The graphics were very pretty, and really quite good, although there was always something not quite right about them: women's hair just didn't work, people walked as if there was a coathanger still in their jackets, and sometimes things just wern't right
But if the rest of the film had the quality of the graphics, I wouldn't mind. I won't moan about the plot - it was passable, a collect these items to win type thing. In good hands it would have made a good basis. unfortunately the dialogue is where the film fell down. We're used to tea-time entertainment having better dialoge than this. There is cerainly no need to reapeat every bit of exposition 3 times. Repeating exposition 3 times is bad. Don't you agree it was wrong of them to repeat every bit of exposition 3 bloody times?
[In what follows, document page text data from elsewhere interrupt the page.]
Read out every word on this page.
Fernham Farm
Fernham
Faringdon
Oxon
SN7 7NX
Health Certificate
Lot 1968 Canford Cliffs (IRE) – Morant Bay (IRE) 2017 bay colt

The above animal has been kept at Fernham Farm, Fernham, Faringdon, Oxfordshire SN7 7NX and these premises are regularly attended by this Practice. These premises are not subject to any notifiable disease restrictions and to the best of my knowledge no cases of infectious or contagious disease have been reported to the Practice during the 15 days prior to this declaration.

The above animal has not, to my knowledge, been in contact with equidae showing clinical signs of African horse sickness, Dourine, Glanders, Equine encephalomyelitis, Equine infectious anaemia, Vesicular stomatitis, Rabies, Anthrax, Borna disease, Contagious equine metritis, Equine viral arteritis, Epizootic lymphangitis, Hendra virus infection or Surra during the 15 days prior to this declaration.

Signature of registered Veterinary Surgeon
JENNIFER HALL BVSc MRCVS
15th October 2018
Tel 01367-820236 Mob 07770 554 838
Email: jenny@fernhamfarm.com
I do
The acting is also nothing worth writing home about... voice actors always have it hard... but when there is nothing memorable something has gone wrong. the CGI part of the acting showed a big problem - the fine tuning that is neededto make things really look right was done by the animators... and thus didn't capturwe the skill professional actors have. bad acting means not caring about the characters which leads to overall picking holes int he film rather than watching the story... we can see this from the fact i was always aware the characters were computer generated whereas I happiliy forgot about that for large periods of Toy Story.
The best I can say is this film is a milestone - in 20 years we'll look back and cringe at how poorly we were able to animate humans. If that interests you (it does me) the film is worth seeing. If you would rather save your money and buy a book, "The Eyre Affair" is far more entertaining (and totally unrelated)
I hearby award FF:TSW 1 spirit of nature out of a possible 5. What I want to know is who considered using spirits as the basis functions for wavelet transporms?